Early sign of acoustic trauma is temporary deafness. Overloaded hair cells temporarily cease to function, those most damaged forever. Hearing gradually begins to return to its original value, but never to such state as before acoustic trauma (also depends on the actual severity of acoustic trauma). I myself have realized few days after acoustic trauma, that I hear a little bit worse.
Unfortunately, it still does not stop here. Some research has shown that stabilization of hearing after acoustic trauma can last up to five years from the moment of acoustic trauma, and may get even worse during that time. It is probably related to the gradual death of damaged hair cells, which have survived the acoustic trauma itself, but perish after a few months or years. It also means favorable forecast to gradually improve potential tinnitus, which often accompanies acoustic trauma.
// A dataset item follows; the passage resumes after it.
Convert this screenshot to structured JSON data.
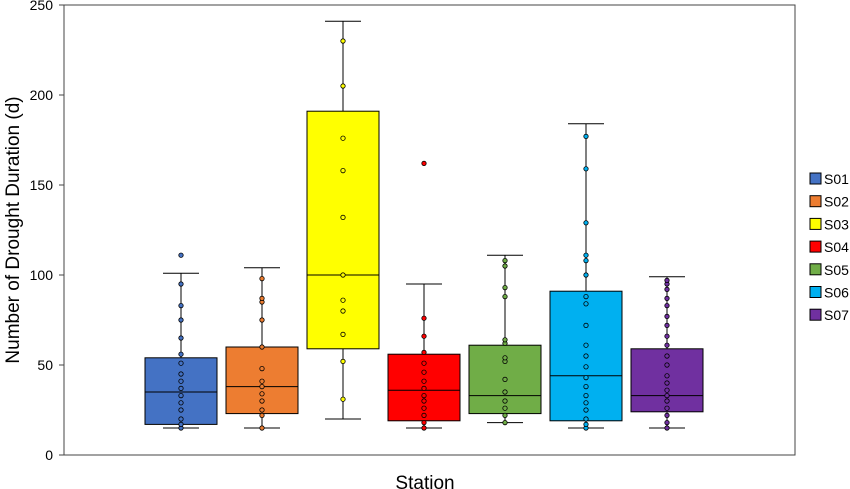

Acoustic trauma results in loss of perception of higher frequencies, shift in the perception of sound (depending on the degree of severity) and distinctive hole in the zone near 4000 Hz. If you stop hearing in 15 kHz band, you do not need to worry much, these are not frequencies that commonly occur in life. But 4 kHz occurs commonly and hearing loss manifests as follows: the sound is blunted, like when you mute heights in equalizer. Everything sounds somewhat differently and you have decline in quality of perception.